Transparency activists said that although the establishment of the record was a positive step, the law was “just a piece of paper” if the penalties were not imposed.
The index was presented in 2022 after Russia’s invasion of Ukraine to help the UK government eliminate the few and other clippocrats.
Margot Mallat, the first researcher and director of policy at Transparency International, said that despite the “encouragement” of the vision of companies that use their powers, “the issuance of sanctions, but the lack of them did not provide a strong deterrent against non -compliance.”
“If the UK wants to be the capital of anti -corruption in the world, it needs to deal with its enforcement gap.”
Individuals who own British property through external vehicles until the end of January 2023 to register such entities and publicly reveal their ownership in the companies ’house, with regulations that enable the governmental body to impose sanctions that were presented in June of that year.
FT previously reported that from July 2023, 3,103 entities failed to comply with the legislation. Corporates said at the time that some of these had no longer exist.
Joe Powell, Labor MP Kensington, Bayswater and President of the All Party ParlainTary Group regarding the fight against corruption and responsible taxes that the record has “real potential”, but without risk enforcement “by getting out of its purpose.”
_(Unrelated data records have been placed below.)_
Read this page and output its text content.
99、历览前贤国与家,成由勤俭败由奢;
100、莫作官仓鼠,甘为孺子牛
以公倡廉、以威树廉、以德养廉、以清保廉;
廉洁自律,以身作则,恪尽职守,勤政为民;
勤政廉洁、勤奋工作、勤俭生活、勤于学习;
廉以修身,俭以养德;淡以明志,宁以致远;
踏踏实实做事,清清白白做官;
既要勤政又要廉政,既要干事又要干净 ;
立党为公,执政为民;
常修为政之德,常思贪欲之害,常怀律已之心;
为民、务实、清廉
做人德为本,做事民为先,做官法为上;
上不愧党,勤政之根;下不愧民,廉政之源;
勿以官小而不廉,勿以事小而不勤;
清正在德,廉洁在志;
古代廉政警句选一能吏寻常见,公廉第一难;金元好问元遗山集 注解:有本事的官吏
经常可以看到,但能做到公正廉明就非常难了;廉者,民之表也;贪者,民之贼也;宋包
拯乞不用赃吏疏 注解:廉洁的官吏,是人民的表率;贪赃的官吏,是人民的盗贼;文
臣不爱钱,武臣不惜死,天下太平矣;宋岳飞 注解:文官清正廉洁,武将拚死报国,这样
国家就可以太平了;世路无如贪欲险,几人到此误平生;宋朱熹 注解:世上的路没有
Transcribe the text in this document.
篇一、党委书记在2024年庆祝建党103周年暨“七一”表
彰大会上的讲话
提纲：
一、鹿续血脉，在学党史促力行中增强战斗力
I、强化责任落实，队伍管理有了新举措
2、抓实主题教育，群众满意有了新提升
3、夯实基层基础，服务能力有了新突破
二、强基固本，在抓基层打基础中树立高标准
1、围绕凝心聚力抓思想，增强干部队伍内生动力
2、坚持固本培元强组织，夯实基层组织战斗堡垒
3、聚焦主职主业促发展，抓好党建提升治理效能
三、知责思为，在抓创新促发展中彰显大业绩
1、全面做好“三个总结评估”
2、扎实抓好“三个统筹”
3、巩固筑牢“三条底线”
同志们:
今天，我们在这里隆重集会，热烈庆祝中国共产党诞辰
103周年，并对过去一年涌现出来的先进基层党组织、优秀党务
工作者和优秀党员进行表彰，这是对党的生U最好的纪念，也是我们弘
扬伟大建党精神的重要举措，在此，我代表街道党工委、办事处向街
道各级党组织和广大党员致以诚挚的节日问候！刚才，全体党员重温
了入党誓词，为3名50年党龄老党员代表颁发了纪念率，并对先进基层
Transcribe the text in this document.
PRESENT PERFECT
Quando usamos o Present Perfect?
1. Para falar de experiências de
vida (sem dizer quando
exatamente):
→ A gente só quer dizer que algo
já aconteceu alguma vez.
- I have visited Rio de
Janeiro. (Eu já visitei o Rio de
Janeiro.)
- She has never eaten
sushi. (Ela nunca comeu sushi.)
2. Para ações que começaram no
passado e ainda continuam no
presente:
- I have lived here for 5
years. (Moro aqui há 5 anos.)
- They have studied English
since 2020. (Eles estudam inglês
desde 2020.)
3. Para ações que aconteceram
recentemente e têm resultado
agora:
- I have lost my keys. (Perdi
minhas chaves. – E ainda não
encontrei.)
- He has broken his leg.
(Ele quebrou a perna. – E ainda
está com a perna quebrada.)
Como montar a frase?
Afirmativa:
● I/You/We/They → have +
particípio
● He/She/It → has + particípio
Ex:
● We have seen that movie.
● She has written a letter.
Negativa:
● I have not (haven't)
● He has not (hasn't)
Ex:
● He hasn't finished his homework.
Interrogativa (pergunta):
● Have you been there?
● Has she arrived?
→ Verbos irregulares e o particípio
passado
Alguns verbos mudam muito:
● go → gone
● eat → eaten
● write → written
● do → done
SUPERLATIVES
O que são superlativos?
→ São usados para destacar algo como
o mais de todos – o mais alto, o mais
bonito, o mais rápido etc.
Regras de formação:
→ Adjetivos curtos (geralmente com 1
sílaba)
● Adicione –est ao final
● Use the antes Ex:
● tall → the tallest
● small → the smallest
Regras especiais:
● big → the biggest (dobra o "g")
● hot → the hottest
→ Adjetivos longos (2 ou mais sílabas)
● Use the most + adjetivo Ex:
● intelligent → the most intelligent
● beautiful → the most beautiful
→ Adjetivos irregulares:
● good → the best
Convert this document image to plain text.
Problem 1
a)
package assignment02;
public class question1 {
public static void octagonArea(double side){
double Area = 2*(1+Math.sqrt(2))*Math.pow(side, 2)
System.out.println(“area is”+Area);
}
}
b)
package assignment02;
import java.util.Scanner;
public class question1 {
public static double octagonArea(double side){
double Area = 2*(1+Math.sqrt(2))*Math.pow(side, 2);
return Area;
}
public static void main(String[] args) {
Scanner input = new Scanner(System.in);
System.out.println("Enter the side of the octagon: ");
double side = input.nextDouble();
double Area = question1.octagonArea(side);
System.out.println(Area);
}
Powell added that the UK government “needs to close the remaining gaps – especially the use of boxes, which still obscure ownership through the uninterrupted structures of the company.”
The companies company states that the volume of fines is calculated on the basis of the Council’s tax division in property with penalties ranging from 10,000 pounds and £ 50,000 per property. Since the record was presented, only 700,000 pounds of a total of 22.99 million pounds have been collected in fines.
If a penalty is not paid within 28 days, House Companies warns: “The registrar may seek to apply debts through the courts. This may lead to setting fees on entity’s property.”
Companies said that since the record was presented, more than 30,000 entities were complied with, which helped “improve the transparency of land ownership and property in the United Kingdom.”
They added that they worked with the partners to “determine the external entities in the range” and ensure their organizational compliance, while their focus remains on “improving the quality of the record, and thus transparency is strengthened.”